Procédure contentieuse antérieure :

La commune de Grans a demandé au tribunal administratif de Marseille d'annuler la décision implicite par laquelle l'administration fiscale a rejeté sa demande tendant à ce que soient corrigées les valeurs locatives des établissements situés sur son territoire sur la plateforme logistique de Clesud au titre des années 2015 et 2016 et soient émis des rôles supplémentaires relatifs à la taxe foncière au titre de ces années ainsi qu'à ce qu'il soit enjoint à la direction départementale des finances publiques des Bouches-du-Rhône de procéder, pour les établissements concernés, à la correction des valeurs locatives déclarées en appliquant la méthode comptable prévue par l'article 1499 du code général des impôts.

Par un jugement n° 1702257 du 1er juin 2018, le tribunal administratif de Marseille a rejeté sa demande.

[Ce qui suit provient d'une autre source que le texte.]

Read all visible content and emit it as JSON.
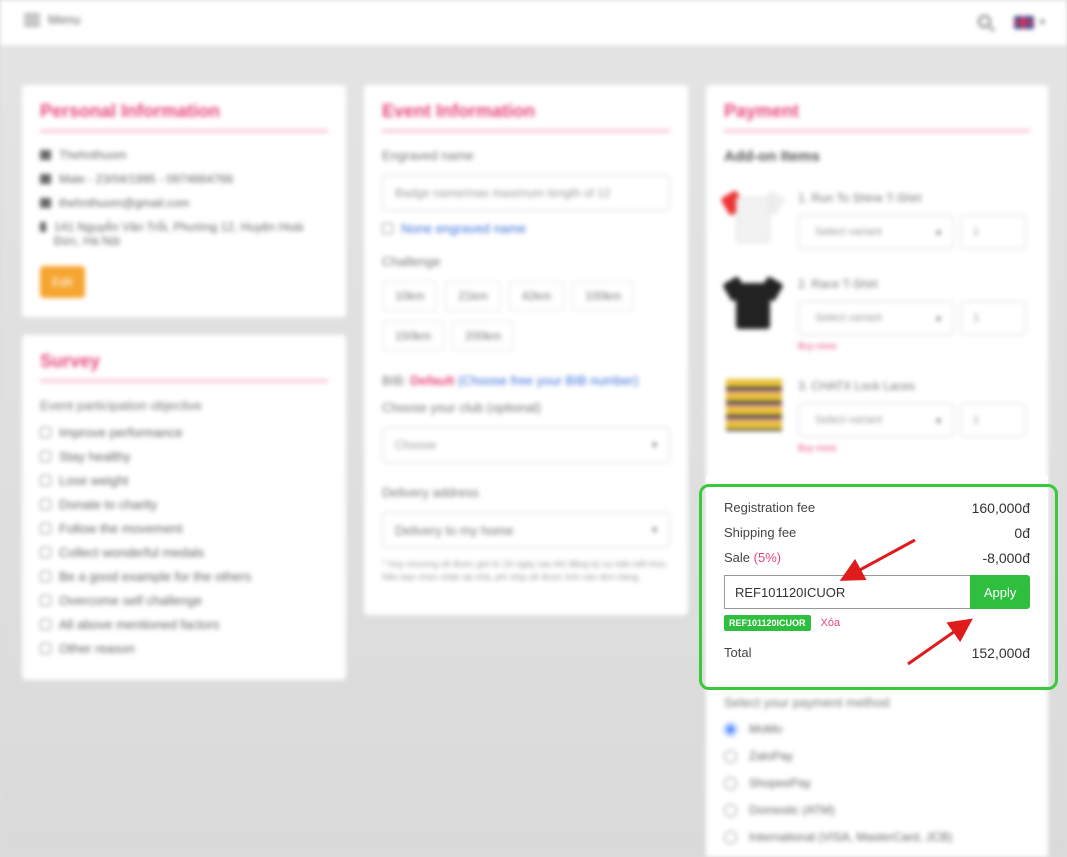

Procédure devant la Cour :

Par une requête et un mémoire complémentaire, enregistrés les 24 juillet 2018 et 27 juin 2019, la commune de Grans, représentée par la SCP Alcade et Associés agissant par Me C..., demande à la Cour :

1°) d'annuler ce jugement du 1er juin 2018 du tribunal administratif de Marseille ;

2°) d'annuler la décision implicite de rejet précitée ;

3°) d'enjoindre à la direction départementale des finances publiques des Bouches-du-Rhône de procéder, pour les établissements concernés, à la correction des valeurs locatives déclarées selon une méthode erronée, en appliquant la méthode comptable prévue par l'article 1499 du code général des impôts, et de procéder en conséquence à l'émission de rôles supplémentaires en matière de taxe foncière au titre des années 2015 et 2016 ;

4°) de mettre à la charge de l'Etat la somme de 3 000 euros au titre des frais liés au litige.

Elle soutient que :

- le tribunal a fait une interprétation erronée des faits et des règles applicables en refusant d'annuler la décision implicite des services fiscaux ;

- les sept entrepôts logistiques situés dans la zone d'exploitation de plateformes logistiques dénommée Clesud présentent, en raison de leur superficie et des moyens techniques importants et prépondérants mis en oeuvre pour la réalisation de leur activité de stockage, le caractère d'établissements industriels au sens de l'article 1499 du code général des impôts ; les plateformes logistiques précitées répondent toutes aux critères de l'établissement industriel tels qu'ils ont été définis par la jurisprudence et la doctrine administrative (BOI-IF-TBF-20-10-50-10) ;

- il en résulte que la décision par laquelle l'administration des impôts a refusé implicitement de modifier la valeur locative de ces établissements pour les années 2015 et 2016, en maintenant la méthode réservée aux locaux commerciaux prévue par l'article 1498 du code général des impôts, est entachée d'illégalité ;

- l'administration fiscale a commis une faute en s'abstenant de diligenter des contrôles sur l'ensemble des entrepôts en vue de procéder à leur requalification en bâtiment industriel ;

- en matière de taxe foncière, les délais de reprise ne sont pas expirés dès lors que les dispositions de l'article L. 175 du livre des procédures fiscales trouvent à s'appliquer ;

- en matière de cotisation foncière des entreprises, le délai de reprise issu de l'article L. 174 du livre des procédures fiscales n'est pas expiré.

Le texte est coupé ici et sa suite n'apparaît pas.